Baykal, Erdoğan'ı yine televizyona davet etti

BURDUR (İHA) - CHP Genel Başkanı Deniz Baykal, Burdur'da partisinin mitinginde Başbakan Erdoğan'ın "Baykal bekle gör bakalım neler çıkacak" sözüne cevap verdi.

Reklam
Reklam

Baykal, "Ergenekon operasyonunda tutuklanan AK Parti'ye yandaş bir kişi yok. Kim AK Parti'den şikayetçi ise onlar tutuklanıyor. Sen burada ne olacağını nereden biliyorsun" dedi. Cumhuriyet Halk Partisi (CHP)'nin Türkiye genelinde yaptığı mitinglerin bugünkü adresi Burdur oldu. Baykal, çiftçinin düştüğü duruma değinerek şöyle konuştu:

"İlaç ne oldu, gübre ne oldu, mazot ne oldu? Onlar katlanarak arttı. Ama çiftçinin ürettiği ürün bırakınız kazancı masrafı dahi karşılayamaz hale geldi. Borçlar ödenemez hale geldi, ilk kez çiftçilerin kapılarına haciz memurları geldi.
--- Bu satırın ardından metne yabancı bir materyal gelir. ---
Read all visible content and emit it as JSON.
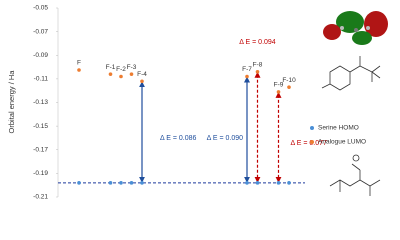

Çiftçinin durumu bu hale geldi. Bunların çiftçinin yüzünü gördüğü yok, gerçek ortadadır."

Göz göre göre çiftçinin AK Parti'nin iktidarı döneminde perişan edildiğini anlatan Baykal, şunları söyledi:

"Şimdi boş sözün anlamı yok. Yapılması gereken iş çok açık. Türkiye'nin milli gelirinin yüzde birini bile bunlar çiftçiye destek olarak vermiyor. Ben burada söz veriyorum. Bir CHP iktidarında çiftçiye verilen destek, tümü yani hayvancılığa süte ete, bütün tarımdan geçimini sağlayan destek, bizim milli gelirin desteğin içinde üç katına çıkarılacaktır. 0.75 destek veriyor bunlar, biz yüzde 2'nin üzerine bunu çıkaracağız. Çiftçiye verilen mazottan özel tüketim vergisi alınmayacak, ucuz mazot çiftçiye kullandırılacak. Gübreden alınan KDV yüzde 1'e indirilecek. Bunlar bizim politikamız, bunların hesabını yaparak açıkça ilan ettik ortaya koyduk."

Reklam
Reklam

CHP iktidarının ilk işinin başında çiftçiye sahip çıkmak geldiğini belirten Baykal, "Gökdelen dikerek otoyol yaparak kalkındık zannediyor. Eğer topraktan üretim alamıyorsan, o diktiğin gökdelenlerin kimsenin refahına hizmet etmesi mümkün değildir" dedi. Emekli kesiminin de borçlar içinde olduğunu belirten Baykal, sözlerine şöyle devam etti:

"Emekliyi hiç sorma zaten. Emekli unutulmuş hayatının son döneminde çoluğu çocuğuyla huzur içinde yaşaması gereken insan, eline verilen parayla ne yazık ki kendisini sığıntı gibi hissediyor. Gençlere iş bulunabiliyor mu? Yatırım yapılamıyor. Dışarıdan hazır gelince içeride üretmeye gerek yok. İçerideki fabrikayı kapatıyoruz, çiftçiye diyoruz ki sen üretme. Bunun sonu ne? Borç borç borç."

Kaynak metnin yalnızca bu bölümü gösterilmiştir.